文章目录
全文检索
任务描述
- 在获取到数据之后如何在ES中进行数据建模,以方便之后搜索接口的实现
- 接下来,要考虑的问题是,如何实现MySQL和ES的数据同步
- 接下来是技术实现,要如何实现基于关键词进行全文检索 和对于某一条数据的查询详情
- 在接口实现之后,前端调用后端暴露的接口来进行数据获取,并在页面进行展示
技术难点
- 数据同步
- ES的检索的实现
- 精确定位MySQL表中的数据
任务目标
- 根据关键词进行全文检索
- 查询详情
实现过程
1. java读取Json文件,并导入MySQL数据库中
java
public List<Workticket> getWorkticket(){
ObjectMapper objectMapper = new ObjectMapper();
List<Workticket> jsonObjects = null;
try {
jsonObjects = objectMapper.readValue(new File("D:\\data_hanchuan\\workticket.json"), List.class);
} catch (IOException e) {
e.printStackTrace();
}
return jsonObjects;
}
上述代码将json文件的数据封装成对象,然后调用MP的批量增加方法(deviceService.saveBatch(list);),将其添加到hanchuan数据库中
2. 利用Logstah完成MySQL到ES的数据同步
【注】Logstash、ES以及Kibana必须版本一致
主要参考logstash这篇博客,完成从MySQL到ES的数据同步。下面是其中的一张表的 .conf文件(几张表就对应几个conf文件)
c
input {
stdin {}
jdbc {
type => "jdbc"
# 数据库连接地址
jdbc_connection_string => "jdbc:mysql://localhost:3306/hanchuan?characterEncoding=UTF-8&autoReconnect=true&allowPublicKeyRetrieval=true"
# 数据库连接账号密码;
jdbc_user => "root"
jdbc_password => "root"
# MySQL依赖包路径;
jdbc_driver_library => "D:\apply_soft\elasticsearch_all_soft\logstash-7.6.1\bin\result\mysql-connector-j-8.0.31.jar"

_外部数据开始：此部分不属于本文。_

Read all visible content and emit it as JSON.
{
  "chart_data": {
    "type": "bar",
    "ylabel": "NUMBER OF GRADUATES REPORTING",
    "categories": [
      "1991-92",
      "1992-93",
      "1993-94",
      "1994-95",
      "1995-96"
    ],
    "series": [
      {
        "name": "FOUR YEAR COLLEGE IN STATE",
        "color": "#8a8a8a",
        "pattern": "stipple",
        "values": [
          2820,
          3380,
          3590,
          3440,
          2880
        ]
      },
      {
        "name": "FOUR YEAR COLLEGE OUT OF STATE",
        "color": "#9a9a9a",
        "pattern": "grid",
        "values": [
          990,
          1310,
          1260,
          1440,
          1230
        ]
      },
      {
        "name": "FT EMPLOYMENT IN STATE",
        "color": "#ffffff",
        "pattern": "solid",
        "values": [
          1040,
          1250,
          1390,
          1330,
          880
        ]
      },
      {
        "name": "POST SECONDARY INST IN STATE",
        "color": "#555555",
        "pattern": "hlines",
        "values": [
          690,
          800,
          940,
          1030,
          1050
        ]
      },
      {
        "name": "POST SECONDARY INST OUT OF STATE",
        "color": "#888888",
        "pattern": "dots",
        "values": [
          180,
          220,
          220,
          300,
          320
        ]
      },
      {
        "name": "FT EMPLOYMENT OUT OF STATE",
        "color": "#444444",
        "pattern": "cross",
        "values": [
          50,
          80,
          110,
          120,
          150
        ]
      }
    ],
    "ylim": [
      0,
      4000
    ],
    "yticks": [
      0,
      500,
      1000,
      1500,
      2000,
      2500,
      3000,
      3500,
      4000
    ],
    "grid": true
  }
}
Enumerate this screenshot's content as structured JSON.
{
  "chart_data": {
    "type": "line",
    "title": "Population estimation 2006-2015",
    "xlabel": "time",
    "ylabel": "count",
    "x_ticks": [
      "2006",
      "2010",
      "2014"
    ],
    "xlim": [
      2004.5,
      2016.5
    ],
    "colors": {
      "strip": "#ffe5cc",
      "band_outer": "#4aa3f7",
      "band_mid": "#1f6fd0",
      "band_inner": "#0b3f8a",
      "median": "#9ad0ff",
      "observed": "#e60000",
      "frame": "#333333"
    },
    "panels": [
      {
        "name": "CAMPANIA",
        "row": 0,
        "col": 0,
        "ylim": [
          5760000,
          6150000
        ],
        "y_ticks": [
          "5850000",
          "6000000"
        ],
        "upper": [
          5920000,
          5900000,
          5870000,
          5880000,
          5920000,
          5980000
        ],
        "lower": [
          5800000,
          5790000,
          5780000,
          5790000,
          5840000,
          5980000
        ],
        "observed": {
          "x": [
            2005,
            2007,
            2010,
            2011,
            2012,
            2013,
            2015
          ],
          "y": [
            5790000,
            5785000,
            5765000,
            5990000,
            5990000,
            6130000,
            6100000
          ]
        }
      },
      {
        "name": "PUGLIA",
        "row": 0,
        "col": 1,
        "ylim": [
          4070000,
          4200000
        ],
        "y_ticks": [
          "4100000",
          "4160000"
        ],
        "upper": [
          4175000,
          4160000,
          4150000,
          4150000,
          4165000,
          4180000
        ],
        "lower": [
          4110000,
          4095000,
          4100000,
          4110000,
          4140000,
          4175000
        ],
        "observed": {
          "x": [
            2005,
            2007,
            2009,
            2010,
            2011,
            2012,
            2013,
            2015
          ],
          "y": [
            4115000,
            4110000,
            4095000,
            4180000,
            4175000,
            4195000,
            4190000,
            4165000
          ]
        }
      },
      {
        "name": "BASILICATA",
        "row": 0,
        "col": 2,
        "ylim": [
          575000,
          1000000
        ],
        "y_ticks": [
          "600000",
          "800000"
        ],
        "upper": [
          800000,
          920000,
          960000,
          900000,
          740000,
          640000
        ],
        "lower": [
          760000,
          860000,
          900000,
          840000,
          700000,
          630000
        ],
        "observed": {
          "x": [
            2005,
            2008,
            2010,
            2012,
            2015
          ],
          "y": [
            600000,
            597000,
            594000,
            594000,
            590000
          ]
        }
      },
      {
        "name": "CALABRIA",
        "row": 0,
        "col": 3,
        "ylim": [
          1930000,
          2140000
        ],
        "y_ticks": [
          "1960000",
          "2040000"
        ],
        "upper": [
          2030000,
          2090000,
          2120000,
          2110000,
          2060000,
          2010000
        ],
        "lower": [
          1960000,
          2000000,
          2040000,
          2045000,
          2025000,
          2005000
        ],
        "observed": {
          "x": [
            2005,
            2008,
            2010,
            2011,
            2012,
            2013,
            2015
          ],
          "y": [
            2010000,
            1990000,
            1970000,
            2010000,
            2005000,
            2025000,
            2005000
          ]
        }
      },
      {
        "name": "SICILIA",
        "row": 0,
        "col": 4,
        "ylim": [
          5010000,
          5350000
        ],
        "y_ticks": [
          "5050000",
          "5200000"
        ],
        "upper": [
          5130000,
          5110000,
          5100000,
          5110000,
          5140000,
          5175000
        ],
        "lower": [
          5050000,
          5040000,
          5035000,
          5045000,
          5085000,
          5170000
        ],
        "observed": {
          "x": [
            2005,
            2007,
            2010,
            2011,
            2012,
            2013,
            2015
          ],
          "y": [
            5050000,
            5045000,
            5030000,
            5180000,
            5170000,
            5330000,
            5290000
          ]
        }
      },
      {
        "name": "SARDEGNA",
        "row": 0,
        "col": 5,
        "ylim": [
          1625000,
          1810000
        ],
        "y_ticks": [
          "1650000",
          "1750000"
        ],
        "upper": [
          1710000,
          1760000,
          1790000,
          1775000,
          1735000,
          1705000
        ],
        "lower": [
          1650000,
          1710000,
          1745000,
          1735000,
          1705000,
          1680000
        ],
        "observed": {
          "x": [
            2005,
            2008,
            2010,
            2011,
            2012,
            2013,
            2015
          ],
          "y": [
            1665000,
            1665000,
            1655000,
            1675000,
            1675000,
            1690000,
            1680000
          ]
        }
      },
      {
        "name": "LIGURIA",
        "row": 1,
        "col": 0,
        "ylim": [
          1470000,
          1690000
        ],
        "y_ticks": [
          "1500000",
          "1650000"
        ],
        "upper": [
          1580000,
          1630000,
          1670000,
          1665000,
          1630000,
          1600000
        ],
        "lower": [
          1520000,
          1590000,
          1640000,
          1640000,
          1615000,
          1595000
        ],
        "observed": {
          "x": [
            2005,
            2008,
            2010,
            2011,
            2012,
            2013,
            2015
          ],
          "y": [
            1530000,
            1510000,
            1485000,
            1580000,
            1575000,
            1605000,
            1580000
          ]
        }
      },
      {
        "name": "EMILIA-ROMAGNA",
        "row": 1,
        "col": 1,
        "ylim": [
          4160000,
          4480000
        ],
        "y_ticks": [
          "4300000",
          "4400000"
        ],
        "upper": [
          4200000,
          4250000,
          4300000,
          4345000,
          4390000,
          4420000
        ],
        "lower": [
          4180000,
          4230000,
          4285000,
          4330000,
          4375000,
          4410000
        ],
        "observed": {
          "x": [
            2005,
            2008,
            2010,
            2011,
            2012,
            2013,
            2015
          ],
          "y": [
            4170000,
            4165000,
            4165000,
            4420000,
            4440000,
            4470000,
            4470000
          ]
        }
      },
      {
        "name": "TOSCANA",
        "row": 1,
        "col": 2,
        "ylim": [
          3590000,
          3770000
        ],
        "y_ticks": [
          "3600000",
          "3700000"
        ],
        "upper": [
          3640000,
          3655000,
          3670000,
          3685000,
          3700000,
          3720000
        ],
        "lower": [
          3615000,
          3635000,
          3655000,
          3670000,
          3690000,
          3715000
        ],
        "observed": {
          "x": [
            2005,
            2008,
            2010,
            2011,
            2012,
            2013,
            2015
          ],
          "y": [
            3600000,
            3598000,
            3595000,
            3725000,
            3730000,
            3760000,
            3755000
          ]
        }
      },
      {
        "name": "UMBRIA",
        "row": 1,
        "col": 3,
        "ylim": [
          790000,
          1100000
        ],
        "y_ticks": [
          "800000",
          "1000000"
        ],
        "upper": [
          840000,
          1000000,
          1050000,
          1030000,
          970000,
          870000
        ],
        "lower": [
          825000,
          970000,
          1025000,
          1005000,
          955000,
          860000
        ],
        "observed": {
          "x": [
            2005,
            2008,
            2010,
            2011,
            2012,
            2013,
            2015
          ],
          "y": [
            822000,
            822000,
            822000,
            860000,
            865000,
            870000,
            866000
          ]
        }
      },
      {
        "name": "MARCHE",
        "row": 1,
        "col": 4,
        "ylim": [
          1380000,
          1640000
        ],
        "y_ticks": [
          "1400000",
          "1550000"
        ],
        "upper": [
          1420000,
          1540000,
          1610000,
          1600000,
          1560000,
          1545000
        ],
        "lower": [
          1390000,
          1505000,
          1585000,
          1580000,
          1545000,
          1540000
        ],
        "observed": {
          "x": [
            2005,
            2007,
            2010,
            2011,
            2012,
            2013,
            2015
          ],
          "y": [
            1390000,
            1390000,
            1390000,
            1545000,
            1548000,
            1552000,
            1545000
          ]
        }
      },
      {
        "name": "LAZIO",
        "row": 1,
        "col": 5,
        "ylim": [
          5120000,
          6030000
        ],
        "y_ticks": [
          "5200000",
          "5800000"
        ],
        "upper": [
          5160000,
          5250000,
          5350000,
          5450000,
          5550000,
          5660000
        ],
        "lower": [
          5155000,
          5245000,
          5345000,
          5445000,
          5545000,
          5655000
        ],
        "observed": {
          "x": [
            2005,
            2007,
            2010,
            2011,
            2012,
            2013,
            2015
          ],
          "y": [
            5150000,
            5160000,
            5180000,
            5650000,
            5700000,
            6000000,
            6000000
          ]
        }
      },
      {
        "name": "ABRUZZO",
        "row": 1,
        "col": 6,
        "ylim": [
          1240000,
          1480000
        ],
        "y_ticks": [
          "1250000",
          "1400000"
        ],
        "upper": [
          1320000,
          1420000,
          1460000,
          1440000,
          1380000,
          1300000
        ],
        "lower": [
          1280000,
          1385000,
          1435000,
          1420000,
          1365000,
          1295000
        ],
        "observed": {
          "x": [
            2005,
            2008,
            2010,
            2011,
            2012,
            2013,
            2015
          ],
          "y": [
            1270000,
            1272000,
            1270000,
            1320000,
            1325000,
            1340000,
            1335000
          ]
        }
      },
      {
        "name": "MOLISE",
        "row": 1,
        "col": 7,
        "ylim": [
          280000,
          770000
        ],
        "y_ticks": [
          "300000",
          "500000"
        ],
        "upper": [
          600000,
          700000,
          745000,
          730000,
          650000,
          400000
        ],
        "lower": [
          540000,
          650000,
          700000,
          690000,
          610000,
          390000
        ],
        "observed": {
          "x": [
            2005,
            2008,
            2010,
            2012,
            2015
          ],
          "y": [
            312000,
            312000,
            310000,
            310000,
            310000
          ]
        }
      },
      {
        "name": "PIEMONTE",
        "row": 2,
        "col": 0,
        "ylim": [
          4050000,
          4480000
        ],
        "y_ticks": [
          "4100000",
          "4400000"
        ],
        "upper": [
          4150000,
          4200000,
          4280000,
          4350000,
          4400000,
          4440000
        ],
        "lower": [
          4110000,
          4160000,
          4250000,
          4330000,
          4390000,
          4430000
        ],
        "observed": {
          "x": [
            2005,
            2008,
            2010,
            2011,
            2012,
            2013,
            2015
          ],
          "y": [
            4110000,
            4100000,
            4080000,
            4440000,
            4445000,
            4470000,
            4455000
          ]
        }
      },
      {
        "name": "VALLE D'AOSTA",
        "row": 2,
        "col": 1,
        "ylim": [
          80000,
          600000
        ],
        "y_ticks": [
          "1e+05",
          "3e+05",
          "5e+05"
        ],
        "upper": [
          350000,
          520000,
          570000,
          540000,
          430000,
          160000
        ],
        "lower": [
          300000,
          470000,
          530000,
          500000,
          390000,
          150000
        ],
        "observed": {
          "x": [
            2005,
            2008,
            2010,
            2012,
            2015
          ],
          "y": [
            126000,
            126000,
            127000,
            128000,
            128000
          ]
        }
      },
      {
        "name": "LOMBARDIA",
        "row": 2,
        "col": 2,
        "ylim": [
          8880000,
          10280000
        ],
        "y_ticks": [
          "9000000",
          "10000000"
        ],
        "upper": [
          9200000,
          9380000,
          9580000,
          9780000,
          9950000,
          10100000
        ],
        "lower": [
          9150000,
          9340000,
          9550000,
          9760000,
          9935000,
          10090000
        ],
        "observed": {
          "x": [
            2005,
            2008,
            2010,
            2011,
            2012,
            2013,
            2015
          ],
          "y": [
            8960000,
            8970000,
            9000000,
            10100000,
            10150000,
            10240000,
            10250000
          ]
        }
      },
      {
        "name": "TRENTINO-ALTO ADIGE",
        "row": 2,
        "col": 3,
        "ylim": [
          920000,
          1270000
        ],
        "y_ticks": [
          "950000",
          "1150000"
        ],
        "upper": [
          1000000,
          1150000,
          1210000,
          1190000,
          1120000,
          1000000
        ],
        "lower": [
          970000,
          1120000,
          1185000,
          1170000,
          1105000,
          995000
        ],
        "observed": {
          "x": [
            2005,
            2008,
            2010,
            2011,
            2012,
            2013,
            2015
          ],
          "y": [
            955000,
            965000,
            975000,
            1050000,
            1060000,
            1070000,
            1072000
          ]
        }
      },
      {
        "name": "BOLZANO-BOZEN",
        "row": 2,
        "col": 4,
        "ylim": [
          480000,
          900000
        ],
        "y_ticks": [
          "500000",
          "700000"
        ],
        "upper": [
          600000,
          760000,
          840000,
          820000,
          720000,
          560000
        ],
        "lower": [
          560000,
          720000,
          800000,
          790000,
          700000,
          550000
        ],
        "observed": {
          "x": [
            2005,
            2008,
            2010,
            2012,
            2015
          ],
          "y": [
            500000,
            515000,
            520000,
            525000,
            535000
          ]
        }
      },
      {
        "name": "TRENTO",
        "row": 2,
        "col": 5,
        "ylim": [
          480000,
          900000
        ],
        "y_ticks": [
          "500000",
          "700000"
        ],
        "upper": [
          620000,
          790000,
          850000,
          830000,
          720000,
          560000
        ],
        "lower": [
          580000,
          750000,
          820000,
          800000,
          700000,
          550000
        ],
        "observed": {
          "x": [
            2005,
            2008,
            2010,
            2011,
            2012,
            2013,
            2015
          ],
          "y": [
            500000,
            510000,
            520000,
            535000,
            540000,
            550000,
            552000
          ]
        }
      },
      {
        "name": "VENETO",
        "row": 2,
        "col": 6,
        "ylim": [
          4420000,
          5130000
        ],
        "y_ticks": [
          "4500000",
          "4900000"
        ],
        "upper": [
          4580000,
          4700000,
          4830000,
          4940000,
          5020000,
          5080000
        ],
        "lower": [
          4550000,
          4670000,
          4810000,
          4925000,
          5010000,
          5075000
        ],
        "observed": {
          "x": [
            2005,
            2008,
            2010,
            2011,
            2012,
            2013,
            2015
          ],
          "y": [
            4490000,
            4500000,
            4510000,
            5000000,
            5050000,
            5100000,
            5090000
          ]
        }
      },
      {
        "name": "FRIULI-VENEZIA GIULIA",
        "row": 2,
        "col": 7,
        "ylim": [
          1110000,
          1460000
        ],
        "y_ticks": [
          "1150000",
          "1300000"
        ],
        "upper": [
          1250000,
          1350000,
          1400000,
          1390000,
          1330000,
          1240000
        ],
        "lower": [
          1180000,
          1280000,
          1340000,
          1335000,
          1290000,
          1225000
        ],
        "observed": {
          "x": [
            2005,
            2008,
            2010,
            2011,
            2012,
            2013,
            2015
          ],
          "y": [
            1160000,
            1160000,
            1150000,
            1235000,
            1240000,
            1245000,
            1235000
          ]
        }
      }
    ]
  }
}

# the name of the driver class for mysql
jdbc_driver_class => "com.mysql.jdbc.Driver"
# 数据库重连尝试次数
connection_retry_attempts => "3"
# 判断数据库连接是否可用,默认false不开启
jdbc_validate_connection => "true"
# 数据库连接可用校验超时时间,默认3600S
jdbc_validation_timeout => "3600"
# 开启分页查询(默认false不开启);
jdbc_paging_enabled => "true"
# 单次分页查询条数(默认100000,若字段较多且更新频率较高,建议调低此值);
jdbc_page_size => "3000"
# statement为查询数据sql,如果sql较复杂,建议配通过statement_filepath配置sql文件的存放路径;
# sql_last_value为内置的变量,存放上次查询结果中最后一条数据tracking_column的值,此处即为ModifyTime;
# statement_filepath => "mysql/jdbc.sql"
statement => "SELECT id,defective_appearance,leakage_type,anbiao1,subsystem,duty_group,anbiao2,defective_why,
elimination_person,department,accept_describe,accept_group from defect where id > :sql_last_value order by id desc"
# 是否将字段名转换为小写,默认true(如果有数据序列化、反序列化需求,建议改为false);
lowercase_column_names => false
# Value can be any of: fatal,error,warn,info,debug,默认info;
sql_log_level => warn
#
# 是否记录上次执行结果,true表示会将上次执行结果的tracking_column字段的值保存到last_run_metadata_path指定的文件中;
record_last_run => true
# 需要记录查询结果某字段的值时,此字段为true,否则默认tracking_column为timestamp的值;
use_column_value => true
# 需要记录的字段,用于增量同步,需是数据库字段
tracking_column => "id"
# record_last_run上次数据存放位置;
last_run_metadata_path => "result/defect/last_id.txt"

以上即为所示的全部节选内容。